Reshna Reem Ganesan - January 1, 2022
Brother (not his real name) does not want to be identified for fear of the consequences his family in Xinjiang might suffer. (Freepik pic)
PETALING JAYA: Alone, afraid and in anguish. Such a state of mind is typical of many Uyghurs living in Malaysia, according to one of them.
We shall call him Brother because he does not want to be identified for fear of the consequences his family in Xinjiang might suffer.
Since 2014, Uyghur Muslims fleeing persecution in China have been passing through Malaysia to seek refuge in countries such as Turkey, but a small group still remains here.
However, Brother was not fleeing his home when he came.
“I came in 2014 to study English after graduating in architecture in Xinjiang,” he told FMT. “But I can’t return to China because it is no longer safe for me. Also, my legal documents have expired.”
He said he was constantly looking over his shoulder, worrying that Chinese authorities would locate, extradite and transfer him to an internment camp in Xinjiang.

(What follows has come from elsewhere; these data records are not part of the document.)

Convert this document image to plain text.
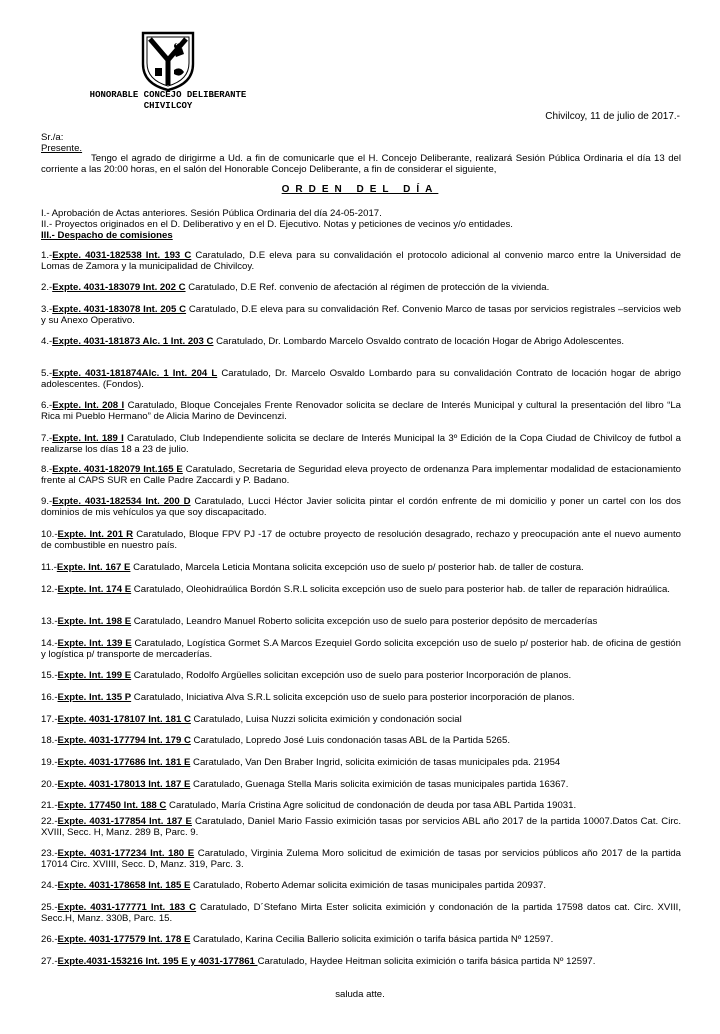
HONORABLE CONCEJO DELIBERANTE
CHIVILCOY
Chivilcoy, 11 de julio de 2017.-
Sr./a:
Presente.
Tengo el agrado de dirigirme a Ud. a fin de comunicarle que el H. Concejo Deliberante, realizará Sesión Pública Ordinaria el día 13 del corriente a las 20:00 horas, en el salón del Honorable Concejo Deliberante, a fin de considerar el siguiente,
ORDEN DEL DÍA
I.- Aprobación de Actas anteriores. Sesión Pública Ordinaria del día 24-05-2017.
II.- Proyectos originados en el D. Deliberativo y en el D. Ejecutivo. Notas y peticiones de vecinos y/o entidades.
III.- Despacho de comisiones
1.-Expte. 4031-182538 Int. 193 C Caratulado, D.E eleva para su convalidación el protocolo adicional al convenio marco entre la Universidad de Lomas de Zamora y la municipalidad de Chivilcoy.
2.-Expte. 4031-183079 Int. 202 C Caratulado, D.E Ref. convenio de afectación al régimen de protección de la vivienda.
3.-Expte. 4031-183078 Int. 205 C Caratulado, D.E eleva para su convalidación Ref. Convenio Marco de tasas por servicios registrales –servicios web y su Anexo Operativo.
4.-Expte. 4031-181873 Alc. 1 Int. 203 C Caratulado, Dr. Lombardo Marcelo Osvaldo contrato de locación Hogar de Abrigo Adolescentes.
5.-Expte. 4031-181874Alc. 1 Int. 204 L Caratulado, Dr. Marcelo Osvaldo Lombardo para su convalidación Contrato de locación hogar de abrigo adolescentes. (Fondos).
6.-Expte. Int. 208 I Caratulado, Bloque Concejales Frente Renovador solicita se declare de Interés Municipal y cultural la presentación del libro “La Rica mi Pueblo Hermano” de Alicia Marino de Devincenzi.
7.-Expte. Int. 189 I Caratulado, Club Independiente solicita se declare de Interés Municipal la 3º Edición de la Copa Ciudad de Chivilcoy de futbol a realizarse los días 18 a 23 de julio.
8.-Expte. 4031-182079 Int.165 E Caratulado, Secretaria de Seguridad eleva proyecto de ordenanza Para implementar modalidad de estacionamiento frente al CAPS SUR en Calle Padre Zaccardi y P. Badano.
9.-Expte. 4031-182534 Int. 200 D Caratulado, Lucci Héctor Javier solicita pintar el cordón enfrente de mi domicilio y poner un cartel con los dos dominios de mis vehículos ya que soy discapacitado.
10.-Expte. Int. 201 R Caratulado, Bloque FPV PJ -17 de octubre proyecto de resolución desagrado, rechazo y preocupación ante el nuevo aumento de combustible en nuestro país.
11.-Expte. Int. 167 E Caratulado, Marcela Leticia Montana solicita excepción uso de suelo p/ posterior hab. de taller de costura.
12.-Expte. Int. 174 E Caratulado, Oleohidraúlica Bordón S.R.L solicita excepción uso de suelo para posterior hab. de taller de reparación hidraúlica.
13.-Expte. Int. 198 E Caratulado, Leandro Manuel Roberto solicita excepción uso de suelo para posterior depósito de mercaderías
14.-Expte. Int. 139 E Caratulado, Logística Gormet S.A Marcos Ezequiel Gordo solicita excepción uso de suelo p/ posterior hab. de oficina de gestión y logística p/ transporte de mercaderías.
15.-Expte. Int. 199 E Caratulado, Rodolfo Argüelles solicitan excepción uso de suelo para posterior Incorporación de planos.
16.-Expte. Int. 135 P Caratulado, Iniciativa Alva S.R.L solicita excepción uso de suelo para posterior incorporación de planos.
17.-Expte. 4031-178107 Int. 181 C Caratulado, Luisa Nuzzi solicita eximición y condonación social
18.-Expte. 4031-177794 Int. 179 C Caratulado, Lopredo José Luis condonación tasas ABL de la Partida 5265.
19.-Expte. 4031-177686 Int. 181 E Caratulado, Van Den Braber Ingrid, solicita eximición de tasas municipales pda. 21954
20.-Expte. 4031-178013 Int. 187 E Caratulado, Guenaga Stella Maris solicita eximición de tasas municipales partida 16367.
21.-Expte. 177450 Int. 188 C Caratulado, María Cristina Agre solicitud de condonación de deuda por tasa ABL Partida 19031.
22.-Expte. 4031-177854 Int. 187 E Caratulado, Daniel Mario Fassio eximición tasas por servicios ABL año 2017 de la partida 10007.Datos Cat. Circ. XVIII, Secc. H, Manz. 289 B, Parc. 9.
23.-Expte. 4031-177234 Int. 180 E Caratulado, Virginia Zulema Moro solicitud de eximición de tasas por servicios públicos año 2017 de la partida 17014 Circ. XVIIII, Secc. D, Manz. 319, Parc. 3.
24.-Expte. 4031-178658 Int. 185 E Caratulado, Roberto Ademar solicita eximición de tasas municipales partida 20937.
25.-Expte. 4031-177771 Int. 183 C Caratulado, D´Stefano Mirta Ester solicita eximición y condonación de la partida 17598 datos cat. Circ. XVIII, Secc.H, Manz. 330B, Parc. 15.
26.-Expte. 4031-177579 Int. 178 E Caratulado, Karina Cecilia Ballerio solicita eximición o tarifa básica partida Nº 12597.
27.-Expte.4031-153216 Int. 195 E y 4031-177861 Caratulado, Haydee Heitman solicita eximición o tarifa básica partida Nº 12597.
saluda atte.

He said he had repeatedly attempted to renew his documents but to no avail.
The Uyghurs, who are predominantly Muslim, now make up less than half of the population in Xinjiang, which many of them refer to as East Turkestan.

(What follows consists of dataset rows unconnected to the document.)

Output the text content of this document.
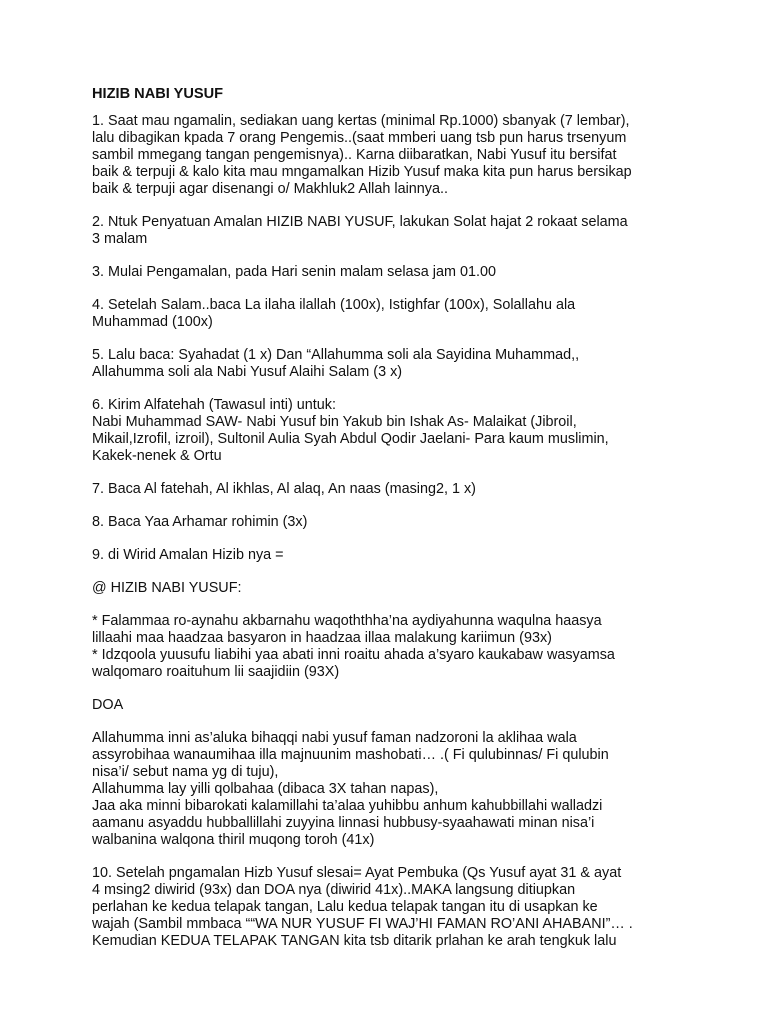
HIZIB NABI YUSUF
1. Saat mau ngamalin, sediakan uang kertas (minimal Rp.1000) sbanyak (7 lembar),
lalu dibagikan kpada 7 orang Pengemis..(saat mmberi uang tsb pun harus trsenyum
sambil mmegang tangan pengemisnya).. Karna diibaratkan, Nabi Yusuf itu bersifat
baik & terpuji & kalo kita mau mngamalkan Hizib Yusuf maka kita pun harus bersikap
baik & terpuji agar disenangi o/ Makhluk2 Allah lainnya..
2. Ntuk Penyatuan Amalan HIZIB NABI YUSUF, lakukan Solat hajat 2 rokaat selama
3 malam
3. Mulai Pengamalan, pada Hari senin malam selasa jam 01.00
4. Setelah Salam..baca La ilaha ilallah (100x), Istighfar (100x), Solallahu ala
Muhammad (100x)
5. Lalu baca: Syahadat (1 x) Dan “Allahumma soli ala Sayidina Muhammad,,
Allahumma soli ala Nabi Yusuf Alaihi Salam (3 x)
6. Kirim Alfatehah (Tawasul inti) untuk:
Nabi Muhammad SAW- Nabi Yusuf bin Yakub bin Ishak As- Malaikat (Jibroil,
Mikail,Izrofil, izroil), Sultonil Aulia Syah Abdul Qodir Jaelani- Para kaum muslimin,
Kakek-nenek & Ortu
7. Baca Al fatehah, Al ikhlas, Al alaq, An naas (masing2, 1 x)
8. Baca Yaa Arhamar rohimin (3x)
9. di Wirid Amalan Hizib nya =
@ HIZIB NABI YUSUF:
* Falammaa ro-aynahu akbarnahu waqoththha’na aydiyahunna waqulna haasya
lillaahi maa haadzaa basyaron in haadzaa illaa malakung kariimun (93x)
* Idzqoola yuusufu liabihi yaa abati inni roaitu ahada a’syaro kaukabaw wasyamsa
walqomaro roaituhum lii saajidiin (93X)
DOA
Allahumma inni as’aluka bihaqqi nabi yusuf faman nadzoroni la aklihaa wala
assyrobihaa wanaumihaa illa majnuunim mashobati… .( Fi qulubinnas/ Fi qulubin
nisa’i/ sebut nama yg di tuju),
Allahumma lay yilli qolbahaa (dibaca 3X tahan napas),
Jaa aka minni bibarokati kalamillahi ta’alaa yuhibbu anhum kahubbillahi walladzi
aamanu asyaddu hubballillahi zuyyina linnasi hubbusy-syaahawati minan nisa’i
walbanina walqona thiril muqong toroh (41x)
10. Setelah pngamalan Hizb Yusuf slesai= Ayat Pembuka (Qs Yusuf ayat 31 & ayat
4 msing2 diwirid (93x) dan DOA nya (diwirid 41x)..MAKA langsung ditiupkan
perlahan ke kedua telapak tangan, Lalu kedua telapak tangan itu di usapkan ke
wajah (Sambil mmbaca ““WA NUR YUSUF FI WAJ’HI FAMAN RO’ANI AHABANI”… .
Kemudian KEDUA TELAPAK TANGAN kita tsb ditarik prlahan ke arah tengkuk lalu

In recent decades, according to human rights groups, there have been mass migrations of Han Chinese into Xinjiang province, allegedly orchestrated by the state to dilute the Uyghur population.
Time and again, China has been accused of committing atrocities against the Uyghurs, such as compulsory sterilisation of women, forced labour and sexual violence.

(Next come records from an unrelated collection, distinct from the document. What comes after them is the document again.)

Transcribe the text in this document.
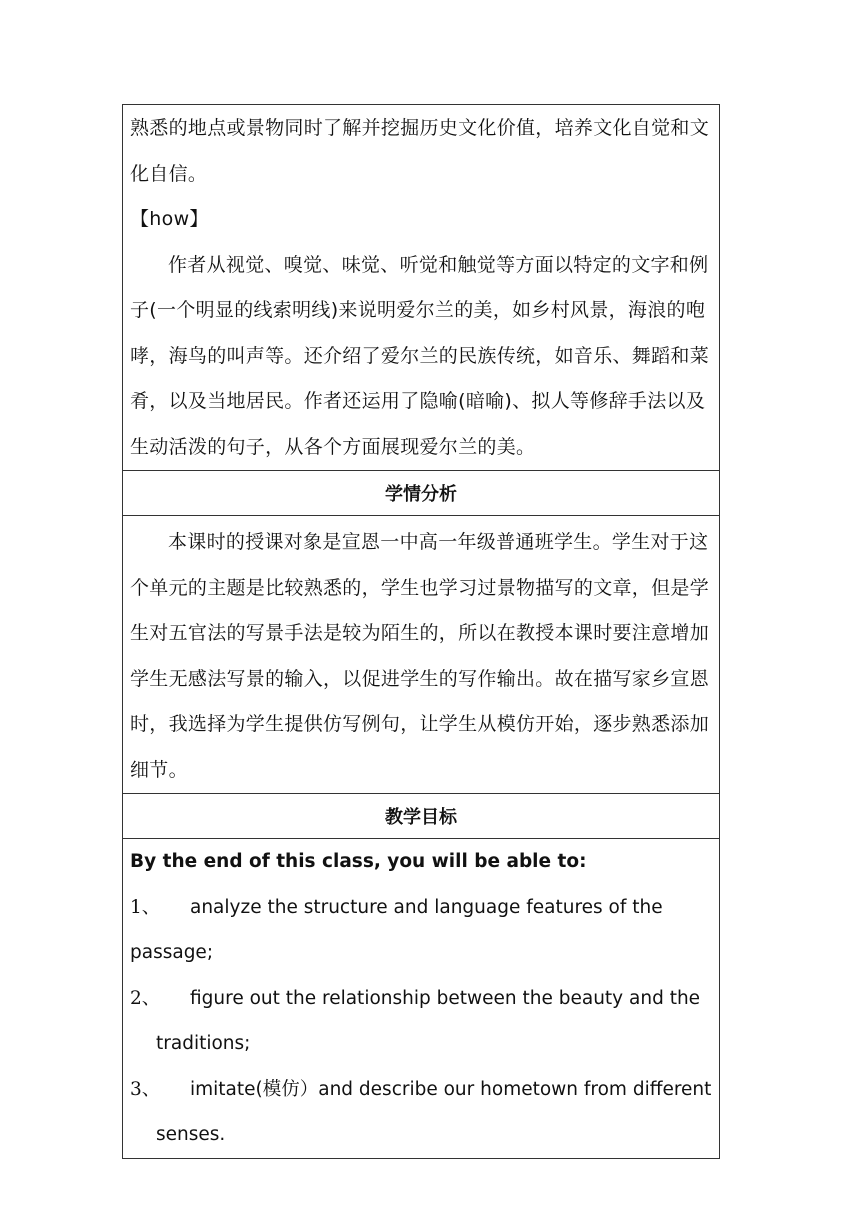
熟悉的地点或景物同时了解并挖掘历史文化价值，培养文化自觉和文化自信。

【how】

作者从视觉、嗅觉、味觉、听觉和触觉等方面以特定的文字和例子(一个明显的线索明线)来说明爱尔兰的美，如乡村风景，海浪的咆哮，海鸟的叫声等。还介绍了爱尔兰的民族传统，如音乐、舞蹈和菜肴，以及当地居民。作者还运用了隐喻(暗喻)、拟人等修辞手法以及生动活泼的句子，从各个方面展现爱尔兰的美。

学情分析

本课时的授课对象是宣恩一中高一年级普通班学生。学生对于这个单元的主题是比较熟悉的，学生也学习过景物描写的文章，但是学生对五官法的写景手法是较为陌生的，所以在教授本课时要注意增加学生无感法写景的输入，以促进学生的写作输出。故在描写家乡宣恩时，我选择为学生提供仿写例句，让学生从模仿开始，逐步熟悉添加细节。

教学目标

By the end of this class, you will be able to:

1、 analyze the structure and language features of the passage;

2、 figure out the relationship between the beauty and the

traditions;

3、 imitate(模仿）and describe our hometown from different

senses.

But China has denied the claims.
Brother said he came to Malaysia with his wife, who subsequently gave birth to a girl.
However, his wife and two-month-old daughter went back to China in 2018.
“The last I heard, my wife has been detained and sent to an internment camp, and I am not sure where my daughter is,” he said.
“My daughter is four years old now and I will probably never hear her call me papa.
“I don’t know what happens in the camp my wife is in and it breaks my heart thinking about her suffering.”
But he has hope. “Call me naïve,” he said, “but I still believe that I’ll be able to see my family again. It keeps me fighting for another day.”
Although Brother is temporarily undocumented and residing in Malaysia, he feels he will not be extradited because of Malaysia’s stand on Uyghur issues.
Malaysia4Uyghur president Zuhri Yuhyi said Malaysia was attempting to find a balance between maintaing good relations with the superpower and meeting the public’s expectations.
“What China needs to understand is that Malaysia is pro-Uyghur and not anti-China, and until it does, it will be hard for Malaysia to take a stronger stance on this issue,” he said.
Zuhri said listening to Brother’s story was heart-wrenching.
“Every day wondering about your family is a form of torture,” he said. “Yet he finds the strength to remain hopeful. It puts things in perspective and reminds us to appreciate all that we have.”